What matters is that you understand how or why acceleration dilates time and that you can visualize it.
So if we imagine any kind of path and someone drives a car from one into the other. We can then compare the distance of photon had to travel than a light clock in the car versus a photon in a light clock with a constant frame of reference and then we can estimate the dilation of time.
Finally, let’s talk about the time dilation that you’re probably most interested to learn about. You may have seen a little movie called interstellar where the protagonist visits a planet whose time passes much slower than that of those back on earth but why.
Explain in the movie that the planet is close to a supermassive black hole and its gravity is the culprit for the slow time but how does that work. In my last article on gravity, I explained how curves in the fourth dimension cause objects in space to converge with one another.
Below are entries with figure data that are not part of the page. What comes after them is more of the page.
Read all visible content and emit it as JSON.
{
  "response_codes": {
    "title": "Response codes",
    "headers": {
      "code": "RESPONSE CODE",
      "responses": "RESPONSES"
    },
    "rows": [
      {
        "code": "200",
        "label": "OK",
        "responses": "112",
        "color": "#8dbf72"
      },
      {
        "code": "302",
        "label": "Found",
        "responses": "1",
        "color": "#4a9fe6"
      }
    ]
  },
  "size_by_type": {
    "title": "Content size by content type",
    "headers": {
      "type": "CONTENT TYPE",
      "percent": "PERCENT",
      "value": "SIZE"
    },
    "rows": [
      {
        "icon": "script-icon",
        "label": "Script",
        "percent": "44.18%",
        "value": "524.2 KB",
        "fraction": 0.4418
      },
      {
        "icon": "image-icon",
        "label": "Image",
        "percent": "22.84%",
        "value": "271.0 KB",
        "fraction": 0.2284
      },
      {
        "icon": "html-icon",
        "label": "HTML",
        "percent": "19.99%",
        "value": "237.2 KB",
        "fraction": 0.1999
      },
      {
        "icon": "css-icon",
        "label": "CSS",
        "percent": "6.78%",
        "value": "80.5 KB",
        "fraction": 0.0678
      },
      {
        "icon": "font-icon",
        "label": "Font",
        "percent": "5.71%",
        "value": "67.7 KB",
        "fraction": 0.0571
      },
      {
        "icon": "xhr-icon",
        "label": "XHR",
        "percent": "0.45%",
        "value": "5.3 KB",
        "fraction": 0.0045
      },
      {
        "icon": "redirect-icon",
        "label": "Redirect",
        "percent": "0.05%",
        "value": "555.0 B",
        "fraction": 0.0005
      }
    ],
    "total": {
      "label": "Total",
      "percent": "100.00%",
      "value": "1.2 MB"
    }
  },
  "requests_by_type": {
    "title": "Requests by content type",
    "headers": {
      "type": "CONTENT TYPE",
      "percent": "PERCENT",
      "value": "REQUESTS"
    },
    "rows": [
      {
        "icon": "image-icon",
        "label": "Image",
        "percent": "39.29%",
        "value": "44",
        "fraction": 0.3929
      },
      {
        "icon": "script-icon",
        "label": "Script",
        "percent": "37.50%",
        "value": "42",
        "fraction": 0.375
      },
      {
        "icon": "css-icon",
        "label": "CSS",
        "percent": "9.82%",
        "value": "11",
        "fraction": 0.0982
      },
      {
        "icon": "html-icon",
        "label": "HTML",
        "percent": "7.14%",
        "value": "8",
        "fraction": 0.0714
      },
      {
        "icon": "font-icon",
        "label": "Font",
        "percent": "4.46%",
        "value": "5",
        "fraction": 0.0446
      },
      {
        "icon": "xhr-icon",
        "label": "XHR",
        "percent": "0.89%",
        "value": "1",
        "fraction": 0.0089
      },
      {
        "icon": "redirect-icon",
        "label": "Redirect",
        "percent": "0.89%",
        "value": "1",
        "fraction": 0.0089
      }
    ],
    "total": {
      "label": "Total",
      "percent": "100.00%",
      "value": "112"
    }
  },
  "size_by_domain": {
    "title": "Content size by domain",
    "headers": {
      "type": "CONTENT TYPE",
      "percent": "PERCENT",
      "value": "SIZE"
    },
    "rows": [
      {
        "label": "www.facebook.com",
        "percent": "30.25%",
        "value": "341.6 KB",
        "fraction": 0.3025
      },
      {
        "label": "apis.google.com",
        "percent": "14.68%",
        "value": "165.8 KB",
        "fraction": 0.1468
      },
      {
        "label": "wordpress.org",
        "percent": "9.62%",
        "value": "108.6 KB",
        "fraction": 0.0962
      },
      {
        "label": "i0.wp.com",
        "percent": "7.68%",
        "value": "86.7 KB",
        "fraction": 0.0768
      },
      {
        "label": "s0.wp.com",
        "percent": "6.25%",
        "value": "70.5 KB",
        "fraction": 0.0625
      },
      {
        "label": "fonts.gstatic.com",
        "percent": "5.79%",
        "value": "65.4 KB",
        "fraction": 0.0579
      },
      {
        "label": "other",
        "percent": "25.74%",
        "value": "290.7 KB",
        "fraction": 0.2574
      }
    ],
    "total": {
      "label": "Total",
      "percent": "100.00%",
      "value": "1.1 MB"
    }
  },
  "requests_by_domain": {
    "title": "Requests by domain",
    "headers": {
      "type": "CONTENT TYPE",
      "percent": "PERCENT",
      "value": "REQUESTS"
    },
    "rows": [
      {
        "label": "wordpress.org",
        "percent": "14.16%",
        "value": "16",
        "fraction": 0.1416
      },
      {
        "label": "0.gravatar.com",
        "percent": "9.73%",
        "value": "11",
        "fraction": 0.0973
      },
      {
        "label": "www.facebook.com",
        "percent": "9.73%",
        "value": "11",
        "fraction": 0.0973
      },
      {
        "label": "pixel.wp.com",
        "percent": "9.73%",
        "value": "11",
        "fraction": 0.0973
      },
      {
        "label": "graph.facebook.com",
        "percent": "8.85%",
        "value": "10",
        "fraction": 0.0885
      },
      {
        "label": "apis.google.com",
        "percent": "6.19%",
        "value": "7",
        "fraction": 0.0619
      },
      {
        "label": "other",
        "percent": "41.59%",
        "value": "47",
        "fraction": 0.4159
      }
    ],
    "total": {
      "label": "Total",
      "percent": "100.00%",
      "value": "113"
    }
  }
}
This convergence is what we call gravity and the stronger or more intense the curve that the fourth dimension is the stronger gravity is because gravity causes our paths through space to curve themselves into each other.
Gravity is identical to acceleration this is the idea behind Einstein‘s equivalence principle gravity behaves no different length than acceleration. So the stronger gravity is the more we are accelerated and as we just learned acceleration causes time dilation as our frame of reference is being constantly changed.
So the planet in interstellar being as close to the black hole as it is experiences extreme acceleration and thus extreme time dilation. No, I don’t know how intense the gravity near the black hole needed to be to cause such an extreme time dilation or how the ship is right there wasn’t affected. But let me tell you gravity would need to be really bleeping intense.
For comparison, every year that passes on the surface of the Sun a year in 67 seconds passes on earth and the Sun has some pretty strong gravity. So yeah I don’t know if that planet could exist with that strong gravitational forces someone let me know.
The last thing to clear up is gravity on Earth’s surface, you may think alright I’m on Earth’s surface I’m no longer moving in an arc we’re accelerating anymore so time dilation still happening.
Yes, of course, your natural path through space would be to go parallel with the Earth’s surface but of course, instead of going that way, you’re going that way which is a turn or acceleration and thus causes some time dilation. So remember if it feels like time is slipping away and moving faster the best way to slow it down is to travel new paths go to new places and constantly accelerate yourself to new experiences.